Nun gibt's im Leben des Tramps ein Fachwort, das für ihn eine große Rolle spielt: es heißt »Jumping« (Springen). Gemeint ist Aufspringen, auf die Züge nämlich, und als blinder Passagier mitfahren – eine Sache, die durch die ungeheuren Entfernungen in jenem Lande recht verständlich ist. Ausgeführt wird meist das »Jumping« an den auf freier Strecke liegenden Wasserstationen für die Lokomotiven.
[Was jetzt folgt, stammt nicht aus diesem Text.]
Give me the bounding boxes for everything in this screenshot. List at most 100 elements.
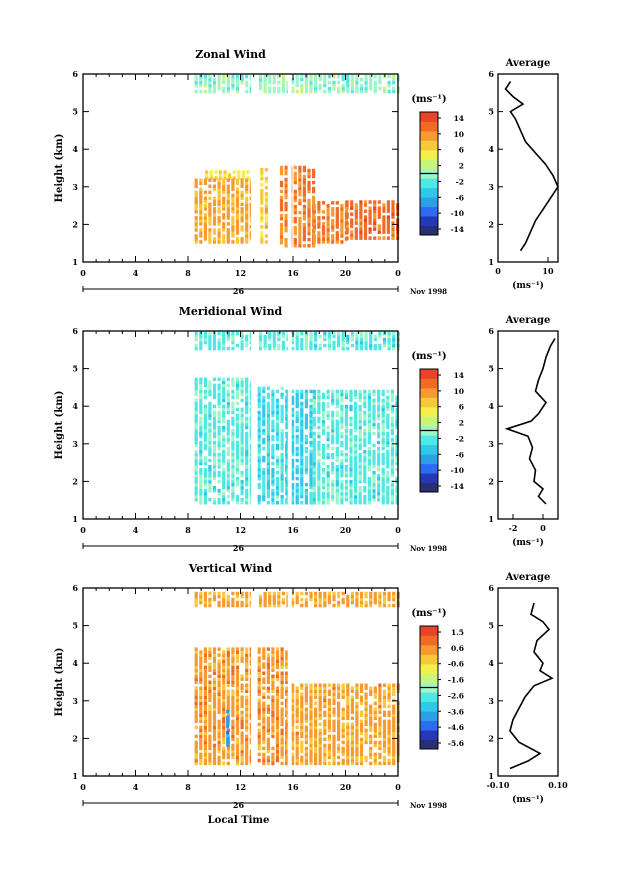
- data-cell: [222, 74, 226, 79]
- data-cell: [266, 680, 270, 684]
- data-cell: [381, 434, 385, 439]
- data-cell: [208, 190, 212, 195]
- data-cell: [355, 749, 359, 754]
- data-cell: [318, 594, 322, 599]
- data-gap: [251, 588, 258, 776]
- data-cell: [369, 600, 373, 605]
- data-cell: [240, 659, 244, 663]
- data-cell: [377, 464, 381, 469]
- data-cell: [194, 482, 198, 487]
- data-cell: [359, 600, 364, 605]
- data-cell: [340, 461, 344, 466]
- data-cell: [272, 594, 276, 599]
- data-cell: [377, 398, 381, 403]
- data-cell: [226, 337, 230, 342]
- data-cell: [295, 501, 299, 505]
- data-cell: [245, 240, 249, 244]
- data-cell: [280, 650, 284, 654]
- x-tick-label: 20: [340, 525, 352, 535]
- data-cell: [217, 674, 221, 678]
- data-cell: [203, 458, 207, 463]
- data-cell: [335, 210, 339, 214]
- data-cell: [291, 725, 295, 730]
- data-cell: [226, 440, 230, 445]
- data-cell: [257, 659, 261, 663]
- data-cell: [363, 437, 367, 442]
- data-cell: [285, 650, 289, 654]
- data-cell: [217, 234, 221, 238]
- data-cell: [341, 74, 345, 79]
- data-cell: [332, 695, 336, 699]
- data-cell: [203, 80, 207, 85]
- data-cell: [245, 395, 249, 400]
- data-cell: [194, 695, 198, 699]
- data-cell: [359, 233, 363, 237]
- data-cell: [318, 74, 322, 79]
- data-cell: [323, 692, 327, 696]
- data-cell: [245, 404, 249, 409]
- data-cell: [222, 187, 226, 192]
- data-cell: [364, 600, 368, 605]
- data-cell: [217, 755, 221, 760]
- data-cell: [226, 501, 230, 505]
- data-cell: [295, 494, 299, 499]
- data-cell: [245, 719, 249, 724]
- data-cell: [373, 89, 377, 94]
- data-cell: [392, 713, 396, 718]
- data-cell: [321, 476, 326, 481]
- data-cell: [372, 410, 376, 415]
- data-cell: [203, 219, 207, 223]
- data-cell: [291, 473, 295, 478]
- data-cell: [300, 467, 304, 472]
- data-cell: [222, 668, 226, 672]
- data-cell: [257, 698, 261, 702]
- data-cell: [212, 716, 217, 721]
- data-cell: [331, 234, 335, 238]
- data-cell: [341, 707, 345, 712]
- data-cell: [257, 458, 261, 463]
- data-cell: [387, 758, 391, 763]
- data-cell: [275, 752, 280, 757]
- data-cell: [364, 77, 368, 82]
- data-cell: [257, 443, 261, 448]
- profile-title: Average: [505, 572, 551, 583]
- data-cell: [350, 80, 354, 85]
- data-cell: [266, 395, 270, 400]
- data-cell: [271, 668, 275, 672]
- data-cell: [363, 455, 367, 460]
- data-cell: [203, 440, 207, 445]
- colorbar-swatch: [420, 225, 438, 236]
- data-cell: [258, 600, 263, 605]
- colorbar-tick-label: 14: [454, 371, 464, 380]
- data-cell: [291, 695, 295, 699]
- data-cell: [240, 410, 244, 415]
- data-cell: [323, 722, 327, 727]
- data-cell: [226, 718, 230, 723]
- data-cell: [257, 398, 261, 403]
- data-cell: [337, 591, 341, 596]
- data-cell: [199, 488, 203, 493]
- data-cell: [295, 392, 299, 397]
- data-cell: [217, 437, 221, 442]
- data-cell: [208, 89, 212, 94]
- data-cell: [212, 467, 217, 472]
- data-cell: [363, 449, 367, 454]
- data-cell: [240, 701, 244, 706]
- data-cell: [222, 600, 226, 605]
- data-cell: [359, 209, 363, 213]
- data-cell: [212, 749, 217, 754]
- data-cell: [212, 650, 217, 654]
- data-cell: [194, 219, 198, 223]
- data-cell: [386, 416, 390, 421]
- data-cell: [271, 452, 275, 457]
- colorbar-swatch: [420, 397, 438, 408]
- data-cell: [295, 83, 299, 88]
- data-cell: [373, 731, 377, 736]
- data-cell: [381, 494, 385, 499]
- data-cell: [332, 758, 336, 763]
- data-cell: [386, 485, 390, 490]
- data-cell: [194, 404, 198, 409]
- data-cell: [231, 689, 235, 693]
- data-cell: [194, 343, 198, 348]
- data-cell: [222, 725, 226, 730]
Dann verkriecht sich der Tramp im Innern des Wagens oder in einem leeren Bremserhäuschen; bei den durchgehenden Schnellzügen legt er sich auch zwischen die Räder auf die Achsen oder Gasbehälter. Berücksichtigt man die enorme Geschwindigkeit der nicht umsonst Flyer (Flieger) genannten Züge, so glaubt man schon, daß auch hierzu wieder amerikanische Nerven gehören. Erwünscht sind der Eisenbahn diese nicht zahlenden Fahrgäste natürlich nicht; sie sucht sie aufzustöbern und an den nächsten Ortsrichter abzuliefern, der das »Jumping« mit sechs Monaten Arbeitshaus bewertet. Dies nun ist wieder dem Tramp sehr wenig erwünscht und da er im allgemeinen ein viel weniger harmloser Kunde ist als der in Europa, so besteigt er die Züge in starker und wohlbewaffneter Kopfzahl und setzt sich mit Knüppeln und Revolvern gegen das Zugpersonal zur Wehr. Auf diese Weise sind schon, hauptsächlich in den wenig bevölkerten westlichen Gebieten, förmliche Schlachten zwischen Trampbanden und Bahnbeamten geliefert worden. Es wurde so schlimm, daß sich eine Reihe von Bahngesellschaften gezwungen sah, Verträge mit Detektivanstalten abzuschließen, so daß nun jeder Zug durch einige von deren Beamten begleitet wird. Schwerbewaffnet patrouillieren diese Leute dauernd die fahrenden Güterzüge ab, und stöbern sie einen Versteckten auf, so ist die erste Aufforderung »Hands up!« (Hände hoch!). Ihr wird sofort Folge geleistet; denn ein nur augenblicklanges Zögern bedeutet Kopfschuß! Dann kommt die zur stehenden Formel gewordene zweite liebenswürdige Aufforderung: »Ich zähle bis drei! Eins – zwei – Vor »drei« muß der Tramp abgesprungen sein; denn springt er nicht vor »drei« freiwillig, so fliegt er nach »drei« unfreiwillig mit einer Kugel im Schädel von dem fahrenden Zuge. Aber vor oder nach »drei« – das Endergebnis ist meistens dasselbe, und was noch zu tun bleibt, übernehmen die Geier und Raben der Prärien und Felsengebirge ...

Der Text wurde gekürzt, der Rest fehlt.